Вот когда я понял, что я учусь не для оценки, не чтобы кому-то понравиться, а чтобы я сам знал что-то. Это «научиться учиться» продолжается со мной до сих пор».

Александр Кушнер:
«Всё это не стоит той детской контрольной»

Известному современному русскому поэту Александру Кушнеру исполнилось восемьдесят пять. До сих пор ночами ему снятся математика и школьные контрольные. По ощущениям поэта, самый страшный детский страх перед ответом у доски не сравнить ни с одним взрослым страхом в жизни.

Прошло немало лет до того, как сам Кушнер пришел в школьные стены  в качестве учителя, но прижиться в этой профессии так и не смог.  Наверное, привычно ставил себя на место ученика. Дети, как ни странно, ждут от взрослых авторитарности и мягких педагогов считают слабаками. Иначе они сами захватывают власть.

Может быть, поэтому страх и власть рифмуются в нашей жизни со школьной скамьи.

Воспоминаниям о пережитом в школе в ожидании контрольной Александр Кушнер посвятил такое стихотворение без названия:

***

Контрольные. Мрак за окном фиолетов,
Не хуже чернил. И на два варианта
Поделенный класс. И не знаешь ответов.
Ни мужества нету еще, ни таланта.

Ни взрослой усмешки, ни опыта жизни.
Учебник достать – пристыдят и отнимут.
Бывал ли кто-либо в огромной отчизне,
Как маленький школьник, так грозно покинут!
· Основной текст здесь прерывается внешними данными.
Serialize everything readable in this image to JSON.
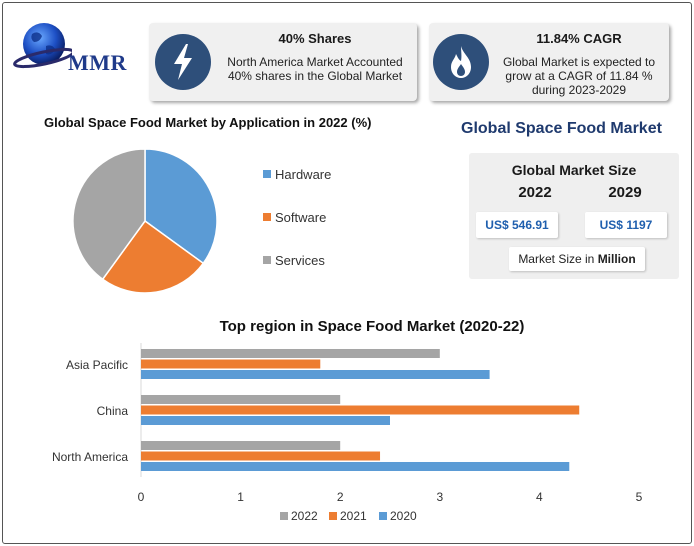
{
  "header": {
    "logo_text": "MMR",
    "card_shares": {
      "title": "40% Shares",
      "text_line1": "North America Market Accounted",
      "text_line2": "40% shares in the Global Market"
    },
    "card_cagr": {
      "title": "11.84% CAGR",
      "text_line1": "Global Market is expected to",
      "text_line2": "grow at a CAGR of 11.84 %",
      "text_line3": "during 2023-2029"
    }
  },
  "main_title": "Global Space Food Market",
  "market_size": {
    "title": "Global Market Size",
    "year_a": "2022",
    "year_b": "2029",
    "value_a": "US$ 546.91",
    "value_b": "US$ 1197",
    "unit_prefix": "Market Size in",
    "unit_bold": "Million"
  },
  "colors": {
    "blue": "#5b9bd5",
    "orange": "#ed7d31",
    "gray": "#a5a5a5",
    "icon_bg": "#2e4f7a",
    "title_blue": "#1f3a6e"
  },
  "chart_data": [
    {
      "type": "pie",
      "title": "Global Space Food Market by Application in 2022 (%)",
      "categories": [
        "Hardware",
        "Software",
        "Services"
      ],
      "values": [
        35,
        25,
        40
      ],
      "colors": [
        "#5b9bd5",
        "#ed7d31",
        "#a5a5a5"
      ],
      "legend": "right"
    },
    {
      "type": "bar",
      "orientation": "horizontal",
      "title": "Top region in Space Food Market (2020-22)",
      "categories": [
        "Asia Pacific",
        "China",
        "North America"
      ],
      "series": [
        {
          "name": "2022",
          "values": [
            3.0,
            2.0,
            2.0
          ],
          "color": "#a5a5a5"
        },
        {
          "name": "2021",
          "values": [
            1.8,
            4.4,
            2.4
          ],
          "color": "#ed7d31"
        },
        {
          "name": "2020",
          "values": [
            3.5,
            2.5,
            4.3
          ],
          "color": "#5b9bd5"
        }
      ],
      "xlim": [
        0,
        5
      ],
      "xticks": [
        "0",
        "1",
        "2",
        "3",
        "4",
        "5"
      ],
      "grid": false,
      "legend": "bottom"
    }
  ]
}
Быть может, те годы сказались в особой
Тоске и ознобе? Не думаю, впрочем.
Ах, детства во все времена крутолобый
Вид – вылеплен строгостью и заморочен.

И я просыпаюсь во тьме полуночной
От смертной тоски и слепящего света
Тех ламп на шнурах, белизны их молочной,
И сердце сжимает оставленность эта.

И все неприятности взрослые наши:
Проверки и промахи, трепет невольный,
Любовная дрожь и свидание даже –
Всё это не стоит той детской контрольной.

Мы просто забыли. Но маленький школьник
За нас расплатился, покуда не вырос,
И в пальцах дрожал у него треугольник.
Сегодня бы, взрослый, он это не вынес.

1976

Но не всё так однозначно: наша жизнь соткана из противоречий. Тот же А. Кушнер благодарно вспоминает школу своего детства как место и время, где он впервые ощутил себя если не поэтом, то кем-то, наверняка причастным к поэтическому миру.
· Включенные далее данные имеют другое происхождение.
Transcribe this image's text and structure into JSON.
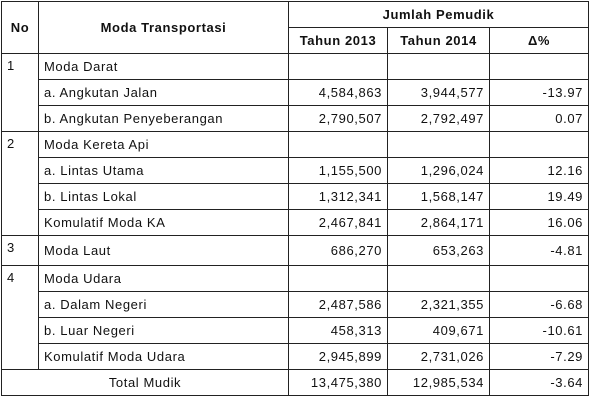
{
  "header": {
    "no": "No",
    "moda": "Moda Transportasi",
    "jumlah": "Jumlah Pemudik",
    "years": [
      "Tahun 2013",
      "Tahun 2014"
    ],
    "delta": "Δ%"
  },
  "rows": [
    {
      "no": "1",
      "label": "Moda Darat"
    },
    {
      "label": "a. Angkutan Jalan",
      "values": [
        "4,584,863",
        "3,944,577",
        "-13.97"
      ]
    },
    {
      "label": "b. Angkutan Penyeberangan",
      "values": [
        "2,790,507",
        "2,792,497",
        "0.07"
      ]
    },
    {
      "no": "2",
      "label": "Moda Kereta Api"
    },
    {
      "label": "a. Lintas Utama",
      "values": [
        "1,155,500",
        "1,296,024",
        "12.16"
      ]
    },
    {
      "label": "b. Lintas Lokal",
      "values": [
        "1,312,341",
        "1,568,147",
        "19.49"
      ]
    },
    {
      "label": "Komulatif Moda KA",
      "values": [
        "2,467,841",
        "2,864,171",
        "16.06"
      ]
    },
    {
      "no": "3",
      "label": "Moda Laut",
      "values": [
        "686,270",
        "653,263",
        "-4.81"
      ]
    },
    {
      "no": "4",
      "label": "Moda Udara"
    },
    {
      "label": "a. Dalam Negeri",
      "values": [
        "2,487,586",
        "2,321,355",
        "-6.68"
      ]
    },
    {
      "label": "b. Luar Negeri",
      "values": [
        "458,313",
        "409,671",
        "-10.61"
      ]
    },
    {
      "label": "Komulatif Moda Udara",
      "values": [
        "2,945,899",
        "2,731,026",
        "-7.29"
      ]
    }
  ],
  "total": {
    "label": "Total Mudik",
    "values": [
      "13,475,380",
      "12,985,534",
      "-3.64"
    ]
  }
}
Вот отрывок из его воспоминаний: «…Всё началось где-то в седьмом или восьмом классе (1950–1951 год), когда образованная и начитанная библиотекарша подарила, разглядев во мне что-то, книгу в зеленоватом переплёте «Борис Пастернак. Стихотворения в одном томе. Ленинград. 1935 год».
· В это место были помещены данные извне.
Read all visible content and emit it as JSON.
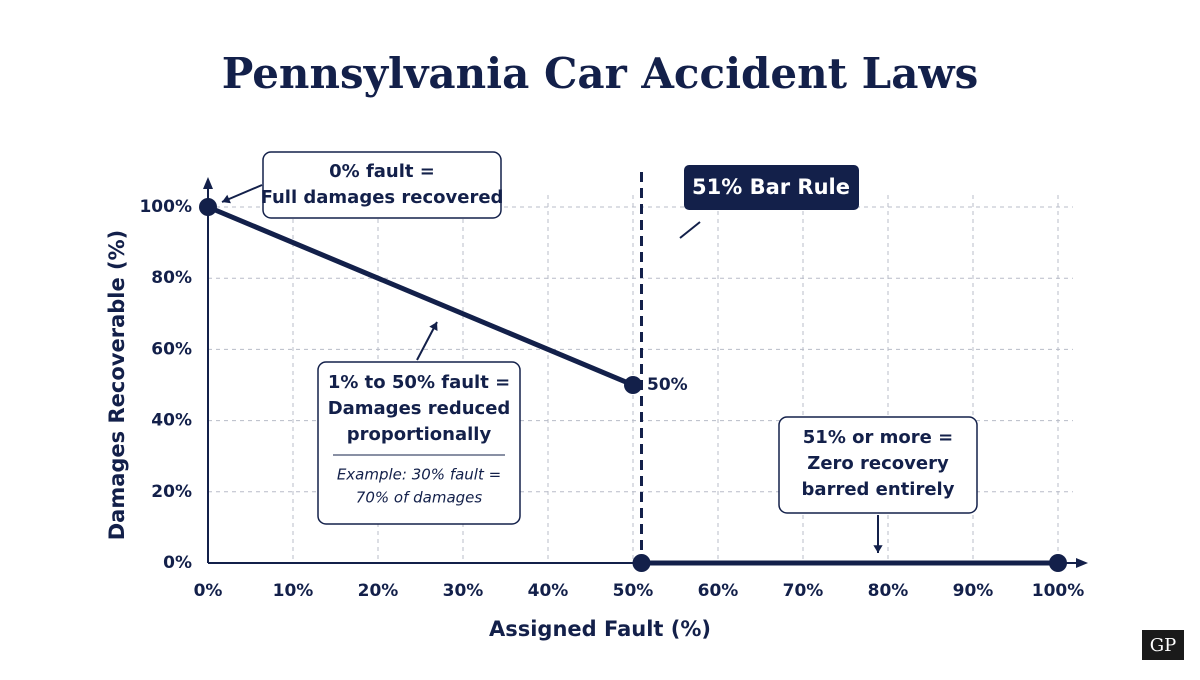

Подарила потому, что я, наверное, единственный из всех учащихся 79-й школы Петроградского района за все годы её существования брал эту книгу с полки и, не отрываясь, не в силах дойти даже до библиотечной стойки, так и замирал с нею в руках.

Эта книга, с лиловым библиотечным штампом, пришедшая в ветхость, и сегодня стоит у меня в книжном шкафу и, признаюсь, дороже мне всех других изданий Пастернака. В ней я знаю каждую страницу, каждую заставку – голубоватый шрифт названий, выполненных курсивом.

Эта книга связана у меня с представлением о счастье, и никакое другое новое издание не сравнится с ней. Те же стихи в них читаются как-то иначе, по-другому.

Не знаю, в чём дело: в том ли, что она была первой книгой Пастернака в моей жизни, или в том, что была прижизненным изданием, собрана самим поэтом и хранит черты того времени, ощущается как живое, горячее, на глазах происходящее событие. <…>

Чтобы самому написать стихи, достаточно положить её рядом на столе: в твёрдом переплёте, зелёная, лесная, садовая, дачная Муза…»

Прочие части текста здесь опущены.